The Friend of ECPN Award is presented to a mid-career or senior preventionist who has supported and encouraged early career prevention scientists or issues.
This year we are honored to present the Friend of ECPN Award to Dr. Daniel Shaw, Professor and Chair of the Department of Psychology at the University of Pittsburgh, with joint appointments in the School of Medicine and Center for Social and Urban Research. Dr. Shaw is the Director of the Pitt Parents and Children Laboratory. Dr. Shaw’s commitment to supporting the next generation of scientists is evident from his own and his students’ records.

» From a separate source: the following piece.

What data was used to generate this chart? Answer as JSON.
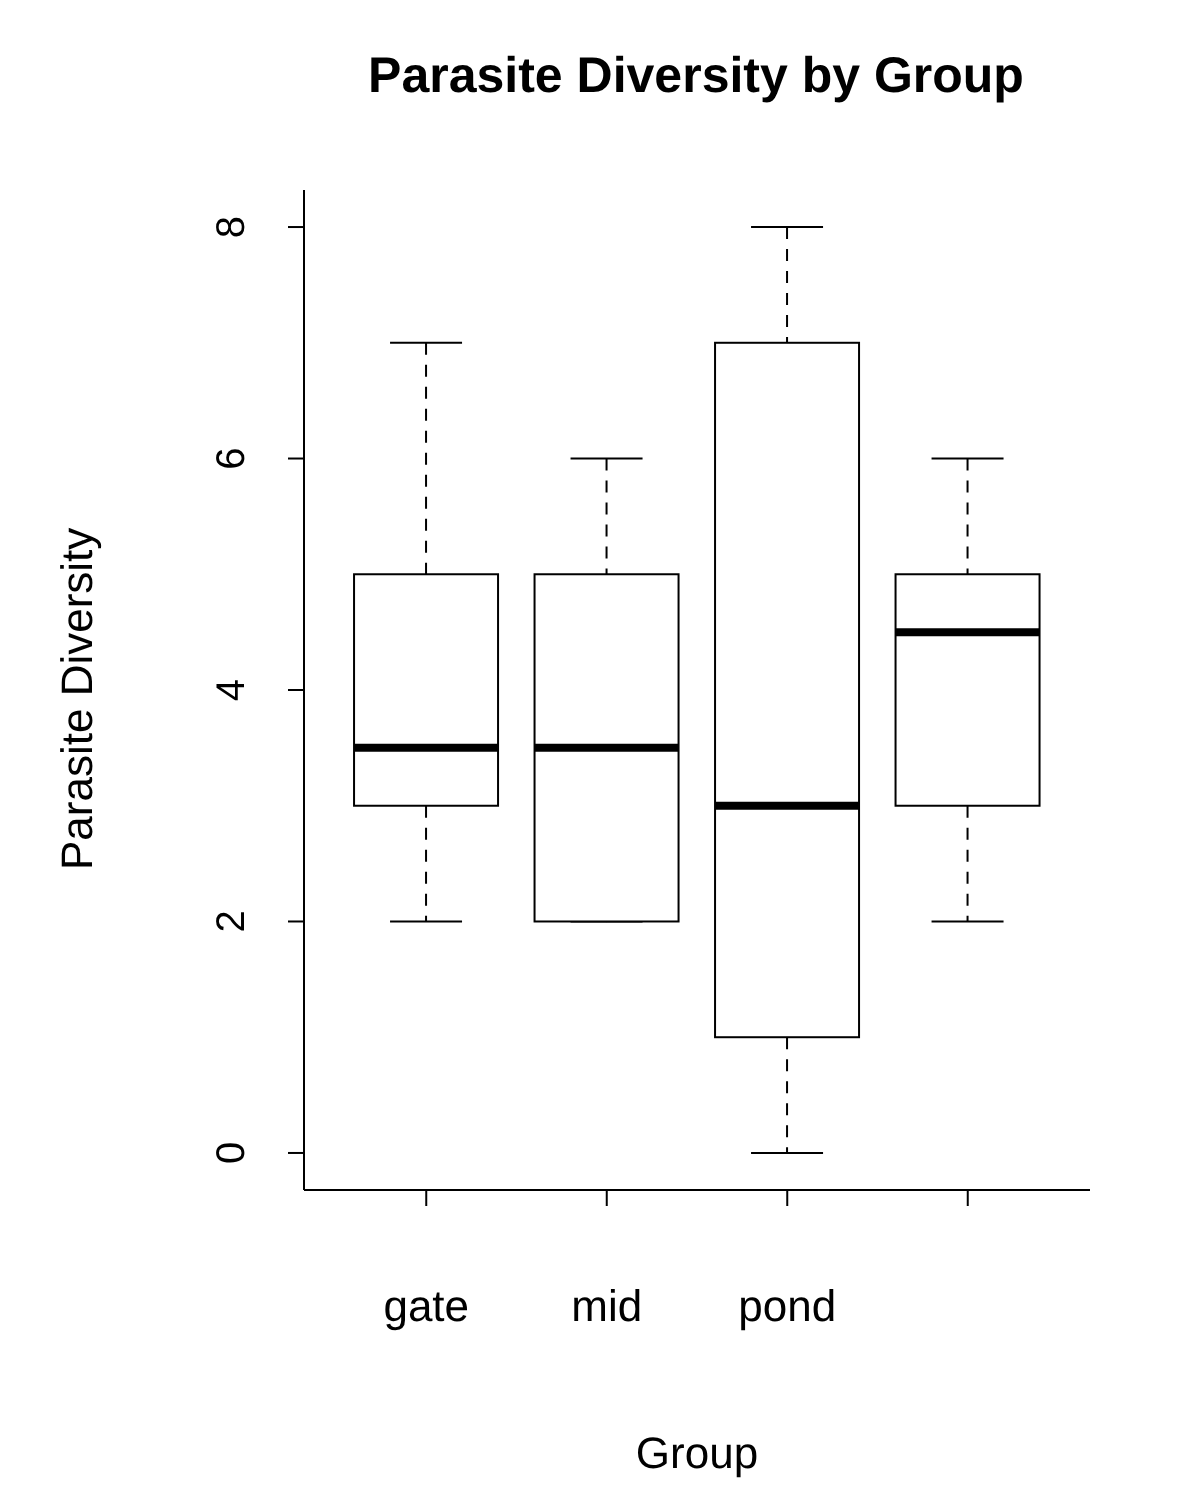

Over the years, his advisees have been awarded 44 competitive fellowships and/or publication awards, and have co-authored 50 peer reviewed publications under his direction, with another 35 peer-reviewed papers co-authored by post-doctoral fellows. Dr. Shaw encourages his mentees to think translationally about their research. He equally prioritizes both basic and applied prevention research topics, and he strives to pass on that balance to his mentees. Even though he is involved in many projects, he makes himself very available to his mentees and gives them generous amounts of his time. He challenges his mentees to excel, pushes them to do their best work, and continues to be a source of support and mentorship after they leave his laboratory to launch their independent careers. In the words from his nominator, “He has the patience, wisdom and experience to meet students where they are in their career and has high but reasonable expectations for their work.” We are honored to present this award to Dr. Shaw for his continued support mentoring the next generation of prevention scientists.